So when the Drill Doctor arrived, I thought to myself, “Wow, I can finally turn that rusty collection of old drill bits into a shiny new set that will justify my foolish decision to buy a large box of rusty bits.” I thought I would just plug my drill bits into the Drill Doctor like an electric pencil sharpener and have practically new bits when they came out.
So I opened the box. There was the machine – in this case, the 250 Handyman – and a drill chuck and a video. Oh no, I thought, this must be complicated if you need a video to learn how to use it. I looked at the instructions, and I looked at the video. I had to make a choice. I went with the video.

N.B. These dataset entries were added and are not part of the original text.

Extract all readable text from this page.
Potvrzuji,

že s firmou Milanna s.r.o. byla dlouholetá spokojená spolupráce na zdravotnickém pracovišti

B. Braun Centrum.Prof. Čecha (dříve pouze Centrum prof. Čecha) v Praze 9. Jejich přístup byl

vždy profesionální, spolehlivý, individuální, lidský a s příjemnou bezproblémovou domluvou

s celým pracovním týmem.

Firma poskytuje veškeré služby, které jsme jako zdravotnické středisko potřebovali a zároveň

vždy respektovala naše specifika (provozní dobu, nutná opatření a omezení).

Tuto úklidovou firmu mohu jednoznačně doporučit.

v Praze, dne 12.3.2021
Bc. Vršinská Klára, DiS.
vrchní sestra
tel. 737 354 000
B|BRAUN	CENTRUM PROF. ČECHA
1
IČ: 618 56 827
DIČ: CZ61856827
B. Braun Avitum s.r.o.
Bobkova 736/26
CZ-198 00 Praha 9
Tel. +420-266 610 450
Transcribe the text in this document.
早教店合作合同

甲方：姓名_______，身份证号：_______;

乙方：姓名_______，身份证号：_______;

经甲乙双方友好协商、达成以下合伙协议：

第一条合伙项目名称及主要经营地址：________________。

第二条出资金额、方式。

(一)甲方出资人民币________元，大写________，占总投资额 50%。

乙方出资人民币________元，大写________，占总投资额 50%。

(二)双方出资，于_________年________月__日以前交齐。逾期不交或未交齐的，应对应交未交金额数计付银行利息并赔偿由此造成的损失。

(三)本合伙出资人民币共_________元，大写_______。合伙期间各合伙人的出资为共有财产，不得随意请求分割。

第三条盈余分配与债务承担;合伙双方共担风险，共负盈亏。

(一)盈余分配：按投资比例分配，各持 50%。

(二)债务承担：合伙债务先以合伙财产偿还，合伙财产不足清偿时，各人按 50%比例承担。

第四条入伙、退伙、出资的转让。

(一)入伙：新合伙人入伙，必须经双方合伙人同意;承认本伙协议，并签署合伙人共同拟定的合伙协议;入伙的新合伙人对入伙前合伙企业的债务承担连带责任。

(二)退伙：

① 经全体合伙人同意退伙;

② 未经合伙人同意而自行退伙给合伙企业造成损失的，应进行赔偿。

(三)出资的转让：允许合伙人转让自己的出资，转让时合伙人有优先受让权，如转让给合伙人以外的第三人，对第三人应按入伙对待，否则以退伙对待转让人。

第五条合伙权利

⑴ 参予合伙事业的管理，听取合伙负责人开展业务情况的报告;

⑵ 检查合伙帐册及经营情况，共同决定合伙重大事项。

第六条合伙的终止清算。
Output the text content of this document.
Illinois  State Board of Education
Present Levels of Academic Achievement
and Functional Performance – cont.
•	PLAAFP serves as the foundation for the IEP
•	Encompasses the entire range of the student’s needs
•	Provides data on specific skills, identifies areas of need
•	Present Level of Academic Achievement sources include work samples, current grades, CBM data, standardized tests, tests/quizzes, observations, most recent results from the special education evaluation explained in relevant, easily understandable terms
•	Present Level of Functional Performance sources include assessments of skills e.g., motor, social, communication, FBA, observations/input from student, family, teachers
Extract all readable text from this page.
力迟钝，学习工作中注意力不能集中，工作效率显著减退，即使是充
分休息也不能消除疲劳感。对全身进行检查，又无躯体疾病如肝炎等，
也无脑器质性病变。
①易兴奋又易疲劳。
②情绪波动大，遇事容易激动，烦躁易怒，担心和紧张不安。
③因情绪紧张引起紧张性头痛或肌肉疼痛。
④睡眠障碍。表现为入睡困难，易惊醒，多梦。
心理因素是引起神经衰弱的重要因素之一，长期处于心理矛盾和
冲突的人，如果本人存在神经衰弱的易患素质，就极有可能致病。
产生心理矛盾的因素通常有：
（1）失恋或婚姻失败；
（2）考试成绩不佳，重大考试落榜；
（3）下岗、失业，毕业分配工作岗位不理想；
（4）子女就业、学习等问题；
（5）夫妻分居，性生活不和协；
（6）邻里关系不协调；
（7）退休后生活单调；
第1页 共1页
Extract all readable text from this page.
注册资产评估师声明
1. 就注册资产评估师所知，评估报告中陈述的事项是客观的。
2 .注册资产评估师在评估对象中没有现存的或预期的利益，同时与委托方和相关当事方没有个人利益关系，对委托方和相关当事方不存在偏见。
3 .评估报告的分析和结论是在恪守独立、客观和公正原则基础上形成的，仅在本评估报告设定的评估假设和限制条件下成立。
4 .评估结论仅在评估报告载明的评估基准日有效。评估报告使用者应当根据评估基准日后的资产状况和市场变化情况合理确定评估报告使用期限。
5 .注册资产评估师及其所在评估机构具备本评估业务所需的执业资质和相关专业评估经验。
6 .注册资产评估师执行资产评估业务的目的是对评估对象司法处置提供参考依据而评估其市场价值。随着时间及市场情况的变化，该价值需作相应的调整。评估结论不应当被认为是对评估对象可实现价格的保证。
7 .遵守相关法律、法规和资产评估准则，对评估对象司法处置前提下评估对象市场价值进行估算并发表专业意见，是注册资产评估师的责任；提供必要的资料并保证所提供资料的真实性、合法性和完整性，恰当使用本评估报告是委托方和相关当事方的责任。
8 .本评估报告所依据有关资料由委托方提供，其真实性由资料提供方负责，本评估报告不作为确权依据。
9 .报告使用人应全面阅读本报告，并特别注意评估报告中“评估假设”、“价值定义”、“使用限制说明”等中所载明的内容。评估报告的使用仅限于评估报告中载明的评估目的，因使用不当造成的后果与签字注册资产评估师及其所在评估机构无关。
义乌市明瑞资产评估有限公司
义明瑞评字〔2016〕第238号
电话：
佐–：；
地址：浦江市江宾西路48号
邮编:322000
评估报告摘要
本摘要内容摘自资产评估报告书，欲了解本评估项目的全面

It turns out this company understands people like me; i.e. people who won’t read instructions unless there’s no other way, including trial and error and error and error, to figure a device out. This video shows very quickly that this thing is just about the easiest device you can use this side of a hammer. The guy on the video shows you how to put the dull bit into the chuck, align it in the chuck so you end up actually sharpening the edge you want to sharpen, and plug the chuck into the grinding hole so the bit gets sharpened. All told, one drill bit takes about 90 seconds to align and sharpen.
But when I pulled the bit out, it was still rusty. Only the tip of the drill bit had been ground to a very sharp edge. The rest of the bit was unchanged.
I’m With Stupid
I told editor Rob Johnstone about this result the next day and wondered if I had done something wrong. He’s a forgiving sort, so he didn’t put his “I’m with Stupid” T-shirt on right away. He explained, very slowly, that the only really operative part of the drill bit was the tip, the part I had successfully sharpened, and that the rest of the bit just carried the sawdust away from the hole.
So I went home and tried out the bits I had sharpened. He was right. These things would go through anything, rust or no rust. I even found some carbide bits in the box and, because the sharpening wheel in the Drill Doctor is diamond, I put a great edge on those too. I even plugged an old masonry bit into the thing and sharpened it as well.
I also had the opportunity to try the more advanced Drill Doctor, the 750 Professional, but my vast ignorance about the nature of drill bits prevented me from attempting to use it. According to the literature, the more advanced units, the Professional and the 500 Tradesman, will handle larger bits and split point bits.
You might want to visit the company’s web site because it looks like it’s sponsoring a program where you can rent the 750 Professional for a day. If there’s any doubt in your mind, I would advise taking the Drill Doctor out for a quick test drive.